O pacote de ajuda aos estados, PLP 39/2020 aprovado pelo Congresso aguarda a sanção do Presidente da República.


O projeto inicialmente previa uma contrapartida dos Estados e Municípios de congelamento dos salários dos servidores até dezembro de 2021.


Desde a primeira votação no Senado, até a última votação na Câmara, foram incluídas uma série de exceções no projeto, reduzindo a economia inicial prevista de R$130 bilhões para apenas R$43 bilhões.


O Presidente anunciou publicamente que iria seguir as orientações do ministro da economia, Paulo Guedes, e que até quarta feira vetaria as exceções ao projeto.

Mas, infelizmente, o que era apenas uma especulação se confirmou, e o Presidente ainda não sancionou o projeto, pois aguardava que o Congresso aprovasse um reajuste para os policiais e bombeiros do Distrito Federal que são pagos pelo governo federal.


Esse aumento de gastos ocorreu, inclusive, com orientação da liderança do governo. Os reajustes terão um impacto de R$ 505 milhões.


Apesar do pequeno impacto frente à economia total do projeto, cerca de 0,4% da economia total, o simbolismo da medida é o mais grave. Abrir exceções para determinadas categorias é prejudicial ao próprio projeto, que pode ter o possível veto derrubado no Congresso.

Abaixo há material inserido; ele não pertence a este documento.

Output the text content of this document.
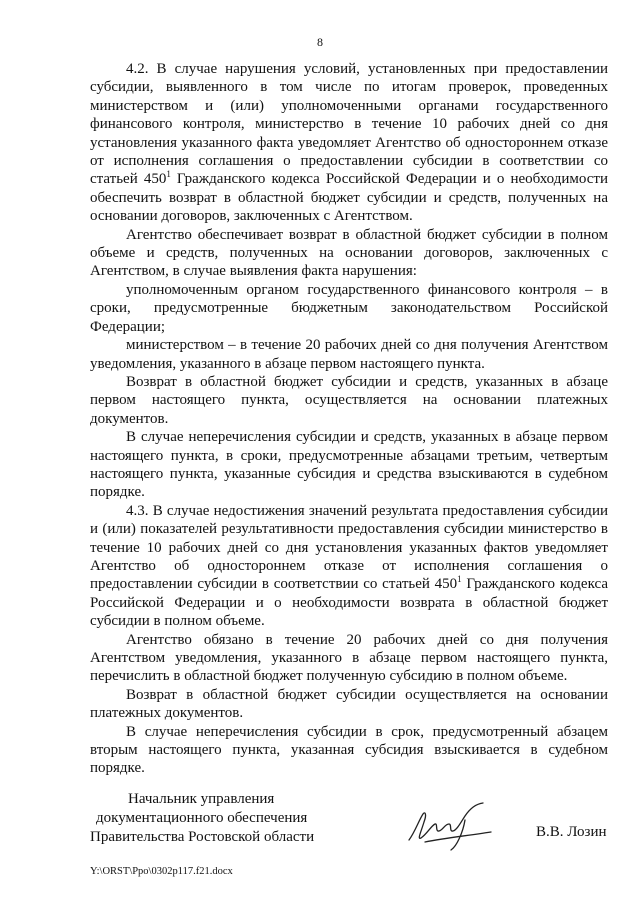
8

4.2. В случае нарушения условий, установленных при предоставлении субсидии, выявленного в том числе по итогам проверок, проведенных министерством и (или) уполномоченными органами государственного финансового контроля, министерство в течение 10 рабочих дней со дня установления указанного факта уведомляет Агентство об одностороннем отказе от исполнения соглашения о предоставлении субсидии в соответствии со статьей $450^1$ Гражданского кодекса Российской Федерации и о необходимости обеспечить возврат в областной бюджет субсидии и средств, полученных на основании договоров, заключенных с Агентством.

Агентство обеспечивает возврат в областной бюджет субсидии в полном объеме и средств, полученных на основании договоров, заключенных с Агентством, в случае выявления факта нарушения:

уполномоченным органом государственного финансового контроля – в сроки, предусмотренные бюджетным законодательством Российской Федерации;

министерством – в течение 20 рабочих дней со дня получения Агентством уведомления, указанного в абзаце первом настоящего пункта.

Возврат в областной бюджет субсидии и средств, указанных в абзаце первом настоящего пункта, осуществляется на основании платежных документов.

В случае неперечисления субсидии и средств, указанных в абзаце первом настоящего пункта, в сроки, предусмотренные абзацами третьим, четвертым настоящего пункта, указанные субсидия и средства взыскиваются в судебном порядке.

4.3. В случае недостижения значений результата предоставления субсидии и (или) показателей результативности предоставления субсидии министерство в течение 10 рабочих дней со дня установления указанных фактов уведомляет Агентство об одностороннем отказе от исполнения соглашения о предоставлении субсидии в соответствии со статьей $450^1$ Гражданского кодекса Российской Федерации и о необходимости возврата в областной бюджет субсидии в полном объеме.

Агентство обязано в течение 20 рабочих дней со дня получения Агентством уведомления, указанного в абзаце первом настоящего пункта, перечислить в областной бюджет полученную субсидию в полном объеме.

Возврат в областной бюджет субсидии осуществляется на основании платежных документов.

В случае неперечисления субсидии в срок, предусмотренный абзацем вторым настоящего пункта, указанная субсидия взыскивается в судебном порядке.

Начальник управления
документационного обеспечения
Правительства Ростовской области	В.В. Лозин
Y:\ORST\Ppo\0302p117.f21.docx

A projeção do Instituto Fiscal Independente (IFI) é que em 2020 o déficit público será de R$514,6 bilhões, cerca de quatro vezes maior do que a meta estabelecida antes da COVID 19.


A adoção do corporativismo para determinadas categorias enfraquece o compromisso com a austeridade fiscal. O combate à pandemia exige o esforço de todos.